Computationally Efficient Simulation Based Optimization Algorithms For Large Scale Urban Transportation Problems written by Linsen Chong and has been published by this book supported file pdf, txt, epub, kindle and other format this book has been release on 2017 with categories.


In this thesis, we propose novel computationally efficient optimization algorithms that derive effective traffic management strategies to reduce congestion and improve the efficiency of urban transportation systems. The proposed algorithms enable the use of high-resolution yet computationally inefficient urban traffic simulators to address large-scale urban transportation optimization problems in a computationally efficient manner. The first and the second part of this thesis focus on large-scale offline transportation optimization problems with stochastic simulation-based objective functions, analytical differentiable constraints and high-dimensional decision variables. We propose two optimization algorithms to solve these problems. In the first part, we propose a simulation-based metamodel algorithm that combines the use of an analytical stationary traffic network model and a dynamic microscopic traffic simulator. In the second part, we propose a metamodel algorithm that combines the use of an analytical transient traffic network model and the microscopic simulator. In the first part, we use the first metamodel algorithm to solve a large-scale fixed-time traffic signal control problem of the Swiss city of Lausanne with limited simulation runs, showing that the proposed algorithm can derive signal plans that outperform traditional simulation-based optimization algorithms and a commercial traffic signal optimization software.

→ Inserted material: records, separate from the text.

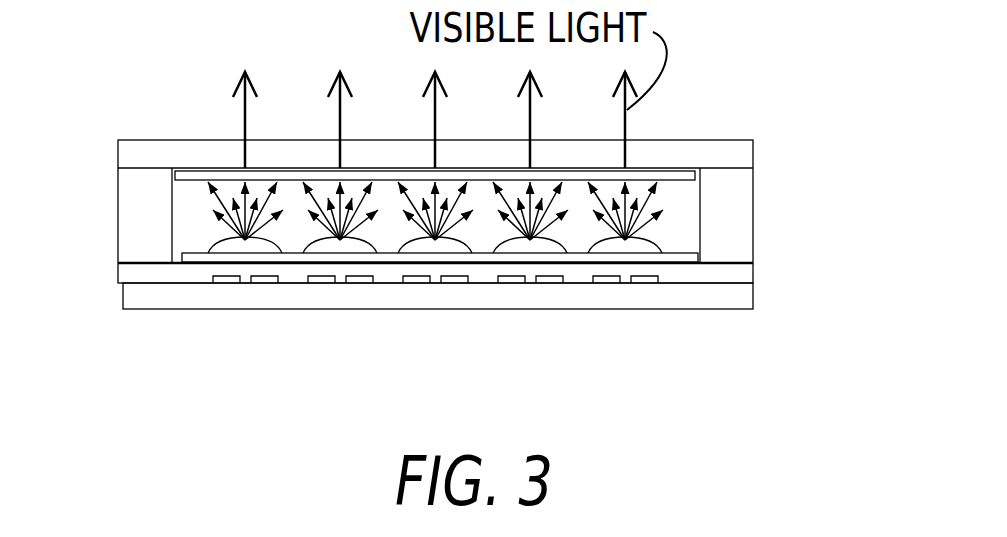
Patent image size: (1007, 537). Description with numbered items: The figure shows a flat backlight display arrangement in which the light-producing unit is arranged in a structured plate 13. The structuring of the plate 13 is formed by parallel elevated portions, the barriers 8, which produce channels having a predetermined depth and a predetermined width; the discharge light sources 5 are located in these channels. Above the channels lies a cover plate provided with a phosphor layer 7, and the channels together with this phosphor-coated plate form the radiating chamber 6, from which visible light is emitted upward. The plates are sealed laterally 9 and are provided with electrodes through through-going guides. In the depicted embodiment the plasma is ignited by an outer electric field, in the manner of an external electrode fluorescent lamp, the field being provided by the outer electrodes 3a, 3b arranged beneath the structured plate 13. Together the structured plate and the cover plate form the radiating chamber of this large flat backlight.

The outer electrode 3a is at (320, 285).
The outer electrode 3b is at (273, 288).
The discharge light source 5 is at (637, 243).
The radiating chamber 6 is at (523, 237).
The phosphor layer 7 is at (673, 172).
The barrier 8 is at (577, 208).
The lateral seal 9 is at (723, 212).
The structured plate 13 is at (177, 292).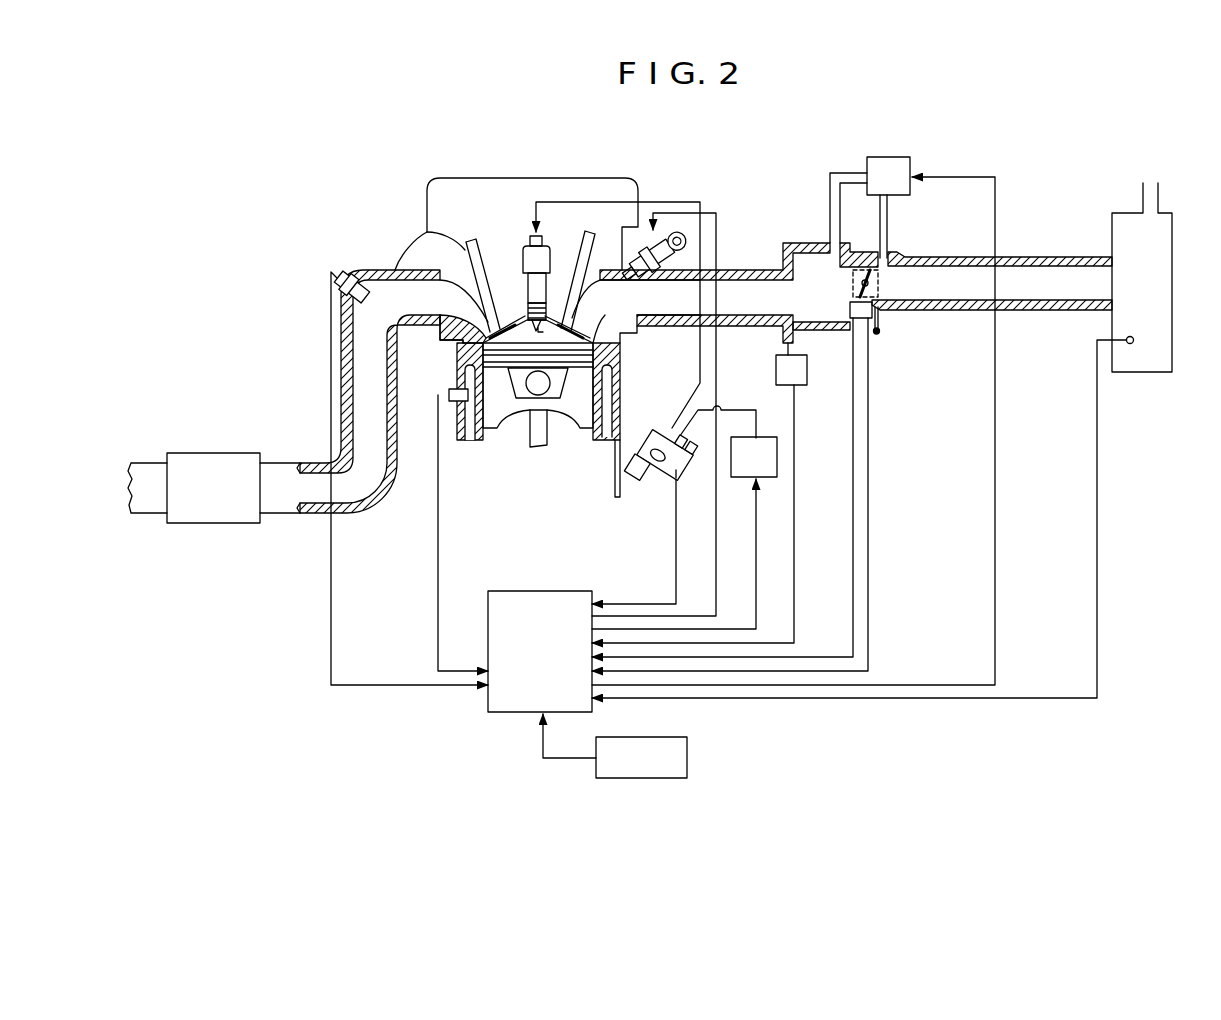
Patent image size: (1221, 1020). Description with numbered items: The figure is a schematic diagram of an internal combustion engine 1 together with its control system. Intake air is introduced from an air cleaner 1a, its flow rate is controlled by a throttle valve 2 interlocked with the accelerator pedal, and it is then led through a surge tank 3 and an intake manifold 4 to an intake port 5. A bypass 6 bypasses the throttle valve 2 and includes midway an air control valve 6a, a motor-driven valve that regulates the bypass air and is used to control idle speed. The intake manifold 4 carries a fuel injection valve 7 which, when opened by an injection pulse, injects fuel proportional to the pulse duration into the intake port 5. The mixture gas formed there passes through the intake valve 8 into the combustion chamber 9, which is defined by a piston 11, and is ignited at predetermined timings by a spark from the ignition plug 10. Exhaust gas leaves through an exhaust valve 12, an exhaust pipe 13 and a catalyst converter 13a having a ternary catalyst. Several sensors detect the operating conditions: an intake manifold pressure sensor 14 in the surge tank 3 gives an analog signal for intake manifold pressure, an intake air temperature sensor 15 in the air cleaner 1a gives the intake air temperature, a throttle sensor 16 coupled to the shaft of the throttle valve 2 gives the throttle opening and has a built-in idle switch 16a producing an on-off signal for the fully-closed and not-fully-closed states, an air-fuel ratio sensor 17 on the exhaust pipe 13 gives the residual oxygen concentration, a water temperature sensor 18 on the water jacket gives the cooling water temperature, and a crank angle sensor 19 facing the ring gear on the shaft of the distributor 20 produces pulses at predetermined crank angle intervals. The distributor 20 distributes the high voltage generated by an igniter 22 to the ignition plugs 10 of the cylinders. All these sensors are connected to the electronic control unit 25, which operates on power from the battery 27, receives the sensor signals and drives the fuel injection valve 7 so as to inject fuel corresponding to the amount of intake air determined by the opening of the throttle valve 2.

The internal combustion engine 1 is at (541, 452).
The air cleaner 1a is at (1173, 365).
The throttle valve 2 is at (880, 280).
The surge tank 3 is at (800, 242).
The intake manifold 4 is at (736, 327).
The intake port 5 is at (658, 312).
The bypass 6 is at (897, 210).
The air control valve 6a is at (910, 157).
The fuel injection valve 7 is at (647, 238).
The intake valve 8 is at (583, 263).
The combustion chamber 9 is at (566, 340).
The ignition plug 10 is at (523, 247).
The piston 11 is at (508, 410).
The exhaust valve 12 is at (502, 307).
The exhaust pipe 13 is at (399, 270).
The catalyst converter 13a is at (258, 453).
The intake manifold pressure sensor 14 is at (808, 371).
The intake air temperature sensor 15 is at (1133, 339).
The throttle sensor 16 is at (850, 291).
The idle switch 16a is at (879, 321).
The air-fuel ratio sensor 17 is at (348, 275).
The water temperature sensor 18 is at (449, 393).
The crank angle sensor 19 is at (677, 479).
The distributor 20 is at (679, 471).
The igniter 22 is at (769, 478).
The electronic control unit 25 is at (576, 590).
The battery 27 is at (688, 752).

In the second part, we use both algorithms to solve a time-dependent traffic signal control problem of Lausanne, showing that the metamodel with the transient analytical traffic model outperforms that with the stationary traffic model. The third part of this thesis focuses on large-scale online transportation problems, which need to be solved with limited computational time. We propose a new optimization framework that combines the use of a problem-specific model-driven method, i.e., the method proposed in the first part, with a generic data-driven supervised machine learning method. We use this framework to address a traffic responsive control problem of Lausanne. We compare the performance of the proposed framework with the performance of an optimization framework with only the model-driven method and an optimization framework with only the data-driven method, showing that the proposed framework is able to derive signal plans that outperform the signal plans derived by the other two frameworks in most cases.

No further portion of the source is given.